The development of an open access multimedia language data archive, VALID, will facilitate and promote innovative research in the area of language impairment. There are a number of compelling reasons for exchanging and sharing this kind of data. Obviously, in a small country like the Netherlands a considerably smaller amount of language data is being collected than in much larger regions, especially so with respect to language disorders, a highly specific research domain. The combination of a wide range of language impairments in one data archive not only enhances the study of similar impairments but also advances comparisons between different disorders. Moreover, the inclusion of different age groups allows for quasi-longitudinal research designs. Finally, analysis of task properties and effects that are specific to pathological language groups can make a significant contribution to evidence-based research. Three examples can illustrate the scientific merits of a VALID data archive. In each case, the availability of specific data collections can address research questions that could not be answered otherwise or would demand elaborate collection of new data.

  1. Methodology: availability of normative data. The consequences of language impairment can only be verified by a comparison to typical development. This matching procedure is a painstaking process, often requiring a large pool of potential matches to select controls from. If data are available from a significant number of controls, matching can be made substantially easier.
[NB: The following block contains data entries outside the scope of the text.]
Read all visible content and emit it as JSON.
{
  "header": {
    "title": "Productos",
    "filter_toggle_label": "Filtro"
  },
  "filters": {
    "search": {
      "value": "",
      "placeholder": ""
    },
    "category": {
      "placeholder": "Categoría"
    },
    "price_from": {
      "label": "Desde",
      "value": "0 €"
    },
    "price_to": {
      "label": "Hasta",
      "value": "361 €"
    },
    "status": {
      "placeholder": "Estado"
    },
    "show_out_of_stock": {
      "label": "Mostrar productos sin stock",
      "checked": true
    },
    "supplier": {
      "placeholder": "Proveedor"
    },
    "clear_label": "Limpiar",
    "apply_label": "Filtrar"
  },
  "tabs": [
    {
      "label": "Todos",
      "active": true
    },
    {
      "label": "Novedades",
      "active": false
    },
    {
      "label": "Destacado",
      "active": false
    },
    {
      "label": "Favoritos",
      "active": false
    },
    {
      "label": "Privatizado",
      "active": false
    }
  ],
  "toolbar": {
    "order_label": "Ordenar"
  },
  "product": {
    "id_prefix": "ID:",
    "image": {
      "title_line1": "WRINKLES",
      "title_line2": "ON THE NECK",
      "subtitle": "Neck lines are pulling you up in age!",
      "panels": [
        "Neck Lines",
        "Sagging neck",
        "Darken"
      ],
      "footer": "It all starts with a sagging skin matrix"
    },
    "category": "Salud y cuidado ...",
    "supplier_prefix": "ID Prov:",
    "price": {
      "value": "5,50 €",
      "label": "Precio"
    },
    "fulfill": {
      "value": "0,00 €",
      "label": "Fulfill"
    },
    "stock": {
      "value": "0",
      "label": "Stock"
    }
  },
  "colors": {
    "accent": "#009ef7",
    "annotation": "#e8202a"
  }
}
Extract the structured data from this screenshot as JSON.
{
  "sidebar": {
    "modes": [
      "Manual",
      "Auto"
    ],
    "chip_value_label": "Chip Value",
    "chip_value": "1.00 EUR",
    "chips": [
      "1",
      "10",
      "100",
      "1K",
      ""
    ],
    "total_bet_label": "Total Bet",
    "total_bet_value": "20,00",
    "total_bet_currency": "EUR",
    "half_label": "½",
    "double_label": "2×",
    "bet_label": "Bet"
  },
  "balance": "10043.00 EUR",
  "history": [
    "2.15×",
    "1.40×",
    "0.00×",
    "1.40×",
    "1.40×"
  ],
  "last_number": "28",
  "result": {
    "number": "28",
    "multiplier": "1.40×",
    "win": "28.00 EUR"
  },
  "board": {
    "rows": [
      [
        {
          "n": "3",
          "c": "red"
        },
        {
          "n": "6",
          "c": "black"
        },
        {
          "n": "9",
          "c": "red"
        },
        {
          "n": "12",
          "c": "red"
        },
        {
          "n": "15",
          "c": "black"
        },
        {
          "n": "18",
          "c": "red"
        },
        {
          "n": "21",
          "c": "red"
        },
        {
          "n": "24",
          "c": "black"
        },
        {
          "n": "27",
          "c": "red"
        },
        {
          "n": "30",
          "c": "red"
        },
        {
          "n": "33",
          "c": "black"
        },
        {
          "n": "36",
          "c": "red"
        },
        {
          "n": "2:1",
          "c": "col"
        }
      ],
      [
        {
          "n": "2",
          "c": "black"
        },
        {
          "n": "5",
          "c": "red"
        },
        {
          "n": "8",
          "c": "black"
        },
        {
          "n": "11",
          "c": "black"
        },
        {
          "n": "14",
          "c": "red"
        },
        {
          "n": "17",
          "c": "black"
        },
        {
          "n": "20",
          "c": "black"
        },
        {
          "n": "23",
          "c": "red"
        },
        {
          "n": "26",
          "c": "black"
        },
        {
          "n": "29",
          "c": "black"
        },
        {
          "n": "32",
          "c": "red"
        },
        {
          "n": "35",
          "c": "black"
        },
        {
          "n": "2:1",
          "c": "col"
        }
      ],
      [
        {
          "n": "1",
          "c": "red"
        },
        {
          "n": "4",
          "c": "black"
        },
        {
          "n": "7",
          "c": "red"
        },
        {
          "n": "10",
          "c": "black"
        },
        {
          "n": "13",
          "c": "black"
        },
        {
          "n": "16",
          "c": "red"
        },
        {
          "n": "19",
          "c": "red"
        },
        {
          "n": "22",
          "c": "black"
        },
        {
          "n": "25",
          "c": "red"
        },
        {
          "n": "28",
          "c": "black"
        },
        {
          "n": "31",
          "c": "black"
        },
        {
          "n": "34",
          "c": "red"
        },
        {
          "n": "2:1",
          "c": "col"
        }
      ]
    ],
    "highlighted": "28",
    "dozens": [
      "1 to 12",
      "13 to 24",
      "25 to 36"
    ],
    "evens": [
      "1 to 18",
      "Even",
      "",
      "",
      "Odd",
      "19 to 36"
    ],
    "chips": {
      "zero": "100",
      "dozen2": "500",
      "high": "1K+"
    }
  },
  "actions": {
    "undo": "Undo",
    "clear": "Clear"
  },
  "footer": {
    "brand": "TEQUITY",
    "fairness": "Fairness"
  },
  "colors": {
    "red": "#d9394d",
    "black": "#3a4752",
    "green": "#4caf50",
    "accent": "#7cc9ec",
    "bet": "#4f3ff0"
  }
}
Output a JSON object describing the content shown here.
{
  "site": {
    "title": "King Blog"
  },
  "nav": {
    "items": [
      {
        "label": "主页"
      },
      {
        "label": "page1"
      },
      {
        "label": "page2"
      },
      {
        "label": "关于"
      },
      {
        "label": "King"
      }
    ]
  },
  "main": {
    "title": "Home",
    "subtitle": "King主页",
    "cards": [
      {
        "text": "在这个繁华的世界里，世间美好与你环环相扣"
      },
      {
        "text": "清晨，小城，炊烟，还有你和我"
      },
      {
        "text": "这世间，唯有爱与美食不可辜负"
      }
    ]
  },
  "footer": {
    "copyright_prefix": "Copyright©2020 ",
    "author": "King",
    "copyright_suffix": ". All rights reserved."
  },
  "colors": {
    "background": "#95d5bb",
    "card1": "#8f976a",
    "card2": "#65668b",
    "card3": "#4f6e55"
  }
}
  2. Infrequent clinical conditions. For those researchers who focus on highly specific subgroups of language and speech problems, such as Landau-Kleffner syndrome or aphasia in Dutch Sign Language, it is hard to find subjects. Research becomes feasible when data can be accessed from other data sets.
  3. Comorbidity. The research area of language impairment typically entails verifying comorbid symptoms in a clinical group (like SLI and dyslexia) and comparing them on behavioral variables to groups that have only the ‘other’ disorder. The availability in one data archive of ‘pure’ clinical groups and data from individuals who show symptoms of more than one disorder makes such research more feasible.

The aim of the curation project is to curate five data sets. They will define the launching platform for the VALID data archive, together with the BISLI data set that is currently being curated (FESLI, Functional Elements in Specific Language Impairment). For all data sets concerned, written informed consent from the participants or their caretakers has been obtained. Informants or their caretakers have agreed to share their speech/language data and metadata, on the condition of anonymity, which will be ensured by the data providers and infrastructure specialists, when the resources are curated.